¡Monstruo de pureza y perfección! Su espantable juventud, esa infancia prodigio, no son un accidente, un momento, un tránsito, en él, sino su misma alma. Ha sido construido para seguir siendo niño a través de la vida; un niño con su corazón intacto y maligno, con su inocencia y su tiranía. 
   Rimbaud vino entero, perfecto, es decir, hecho completamente, de todos los lados, de todas las fases; perfecto, no en el orden del bien, sino en el del ser. El ángel prevalece sobre el hombre por otra cosa que la pureza y la sabiduría: contiene una dosis más fuerte de realidad, una cantidad mayor de existencia. A este respecto, Rimbaud es un ángel. Un ángel furioso. No ha sido tocado, conserva intacta la semejanza de Dios, retiene todo el esfuerzo que Dios ha puesto en él. Algo de desbordante, más que de invisible, emana de todo su ser. Hay en su aparición ese no sé qué llameante y saturado, que descubre a las personas sobrenaturales. Es el mensajero terrible que desciende en el relámpago, de pie el ejecutor de una palabra terrible, el portoespada. 
   Si se consiente en reconocer bajo esos rasgos la imagen verdadera de Rimbaud, todo se torna claro en su actitud.
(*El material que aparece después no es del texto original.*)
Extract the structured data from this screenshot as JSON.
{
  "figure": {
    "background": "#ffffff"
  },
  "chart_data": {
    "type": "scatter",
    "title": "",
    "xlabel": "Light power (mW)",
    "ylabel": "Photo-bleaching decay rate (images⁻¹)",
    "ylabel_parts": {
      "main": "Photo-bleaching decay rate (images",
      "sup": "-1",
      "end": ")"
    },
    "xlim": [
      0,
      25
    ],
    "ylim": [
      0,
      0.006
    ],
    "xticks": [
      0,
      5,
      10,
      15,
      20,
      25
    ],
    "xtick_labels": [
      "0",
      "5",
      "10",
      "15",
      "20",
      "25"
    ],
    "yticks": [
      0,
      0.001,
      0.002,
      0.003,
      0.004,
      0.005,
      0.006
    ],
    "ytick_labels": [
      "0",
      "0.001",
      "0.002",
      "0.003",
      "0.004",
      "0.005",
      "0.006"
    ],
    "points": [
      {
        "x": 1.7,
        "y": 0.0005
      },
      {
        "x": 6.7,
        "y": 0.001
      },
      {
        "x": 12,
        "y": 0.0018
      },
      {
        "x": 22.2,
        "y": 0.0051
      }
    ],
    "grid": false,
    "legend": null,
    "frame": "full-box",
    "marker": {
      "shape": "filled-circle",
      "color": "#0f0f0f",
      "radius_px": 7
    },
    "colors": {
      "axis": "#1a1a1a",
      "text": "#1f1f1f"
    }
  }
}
Y en primer lugar su intolerancia, la imposibilidad de "estar en el mundo", de que sufre. Pues no está hecho para permanecer acá abajo; no está al nivel de nuestra vida; no está dispuesto para sus preguntas, no las comprende, y las que él formula no hallan respuesta en esta vida. No vayamos a representárnoslo como un incomprendido, a quien lastima la grosería del mundo y sueña con un paraíso donde sea respetada su delicadeza; por el contrario, Rimbaud no puede acostumbrarse a la genignidad de nuestras costumbres terrestres. No se empequeñece; no está por debajo de la vida; por el contrario, la desborda, no puede reducirse a sus límites, permanecer y acomodarse en ellos.